Bukan menjadi
kebiasaanku belajar. Seingatku sejak SD aku termasuk malas. Bahkan
karena kemalasanku, aku baru bisa lancar membaca di kelas dua. Saat
kelas satu, kemampuanku masih sebatas be oo bo-el aa la, bola. Ya, baru
semacam itu. Tentu hanya kubaca di dalam hati. Aku malu dengan
teman-temanku yang rata-rata sudah pandai membaca.
Ketika itu aku masih kelas empat SD. Dalam sebuah ujian tengah semester, aku ingat betul nilai matematikaku 30. Bagus, sangat bagus. Tentu ibuku bersuara. Entah apa yang beliau katakan dulu. Aku hanya ingat bahwa setelah nilai 30 itu ibuku membeli semacam LKS yang berisi soal-soal. Bukan main-main, buku itu cukup tebal. Dua ratusan halaman kuyakin ada. Hebatnya, aku yang dulu berhasil menyelesaikan soal-soal itu dalam waktu kurang dari satu bulan. Kalau aku yang sekarang sih sepertinya tak kan secepat itu. Maka, sejak nilai 30ku itu, sejak latihan soal-soal itu, nilaiku meningkat drastis.
Ibuku lah yang mendominasi dalam bidang pengawasan akademikku. Beliau sering bertanya tentang nilai, jadwal ulangan, jadwal ujian dan sebagainya. Beliau juga lah yang sangat ngotot memasukkanku ke salah satu bimbel bahasa inggris kala aku SMP. Bapakku berbeda. Hampir tak pernah beliau bertanya tentang ulangan, jadwal ujian, atau hal-hal yang berbau seperti itu. Bahkan, bila tak kuberitahu, mungkin beliau tak tahu saat aku sedang mid semester. Tapi bukan berarti beliau tak peduli. Temukan cara belajarmu. Itulah yang lebih Bapak ajarkan padaku. saat membicarakan tentang akademik, pesan itulah yang sangat sering beliau sampaikan. Ujung-ujungnya hanya pada dua kata, cara belajar. Tak sepenuhnya kumengerti sebenarnya. Apalagi saat aku SD. Senjataku hanya manthuk-manthuk.

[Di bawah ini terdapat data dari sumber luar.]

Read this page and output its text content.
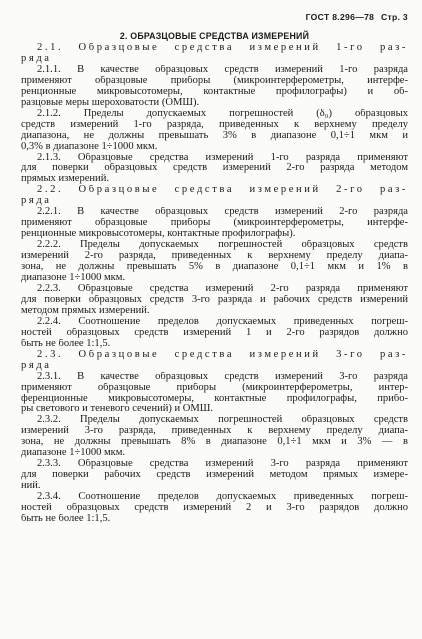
ГОСТ 8.296—78 Стр. 3
2. ОБРАЗЦОВЫЕ СРЕДСТВА ИЗМЕРЕНИЙ
2.1. Образцовые средства измерений 1-го раз-
ряда
2.1.1. В качестве образцовых средств измерений 1-го разряда
применяют образцовые приборы (микроинтерферометры, интерфе-
ренционные микровысотомеры, контактные профилографы) и об-
разцовые меры шероховатости (ОМШ).
2.1.2. Пределы допускаемых погрешностей (δ₀) образцовых
средств измерений 1-го разряда, приведенных к верхнему пределу
диапазона, не должны превышать 3% в диапазоне 0,1÷1 мкм и
0,3% в диапазоне 1÷1000 мкм.
2.1.3. Образцовые средства измерений 1-го разряда применяют
для поверки образцовых средств измерений 2-го разряда методом
прямых измерений.
2.2. Образцовые средства измерений 2-го раз-
ряда
2.2.1. В качестве образцовых средств измерений 2-го разряда
применяют образцовые приборы (микроинтерферометры, интерфе-
ренционные микровысотомеры, контактные профилографы).
2.2.2. Пределы допускаемых погрешностей образцовых средств
измерений 2-го разряда, приведенных к верхнему пределу диапа-
зона, не должны превышать 5% в диапазоне 0,1÷1 мкм и 1% в
диапазоне 1÷1000 мкм.
2.2.3. Образцовые средства измерений 2-го разряда применяют
для поверки образцовых средств 3-го разряда и рабочих средств измерений
методом прямых измерений.
2.2.4. Соотношение пределов допускаемых приведенных погреш-
ностей образцовых средств измерений 1 и 2-го разрядов должно
быть не более 1:1,5.
2.3. Образцовые средства измерений 3-го раз-
ряда
2.3.1. В качестве образцовых средств измерений 3-го разряда
применяют образцовые приборы (микроинтерферометры, интер-
ференционные микровысотомеры, контактные профилографы, прибо-
ры светового и теневого сечений) и ОМШ.
2.3.2. Пределы допускаемых погрешностей образцовых средств
измерений 3-го разряда, приведенных к верхнему пределу диапа-
зона, не должны превышать 8% в диапазоне 0,1÷1 мкм и 3% — в
диапазоне 1÷1000 мкм.
2.3.3. Образцовые средства измерений 3-го разряда применяют
для поверки рабочих средств измерений методом прямых измере-
ний.
2.3.4. Соотношение пределов допускаемых приведенных погреш-
ностей образцовых средств измерений 2 и 3-го разрядов должно
быть не более 1:1,5.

Masa sadar akademikku mungkin SMP. Satu minggu ada enam hari, semua tahu itu. Hari ahad tak kuhitung, kan sekolah libur. Wkwk. Tiap hari dalam satu minggu itu beragam. Teman-temanku mengisinya dengan les renang, main, les komputer, dan kegiatan-kegiatan lainnya. Nah, dalam kegiatan-kegiatan yang menuntut waktu lebih itu, bisa jadi tugas menumpuk. Kadang satu hari yang 24 jam itu terasa hanya 12 jam. Stres. Tapi aku tidak. Tugas untuk satu minggu kukerjakan di hari ahad. Aku yang saat itu agak rajin. Di masa-masa SMP itu pula lah aku menemukan seperti apa tipeku. Aku suka mendengarkan, dan untuk paham, aku harus menulis. Aku suka belajar dari tulisanku. Dan karena itulah, separah apapun situasi kelas, semelempem apapun moodku, kuusahakan catatanku lengkap. Mungkin bapakku menyebut temukan cara belajarmu, aku lebih suka mengatakan temukan tipemu.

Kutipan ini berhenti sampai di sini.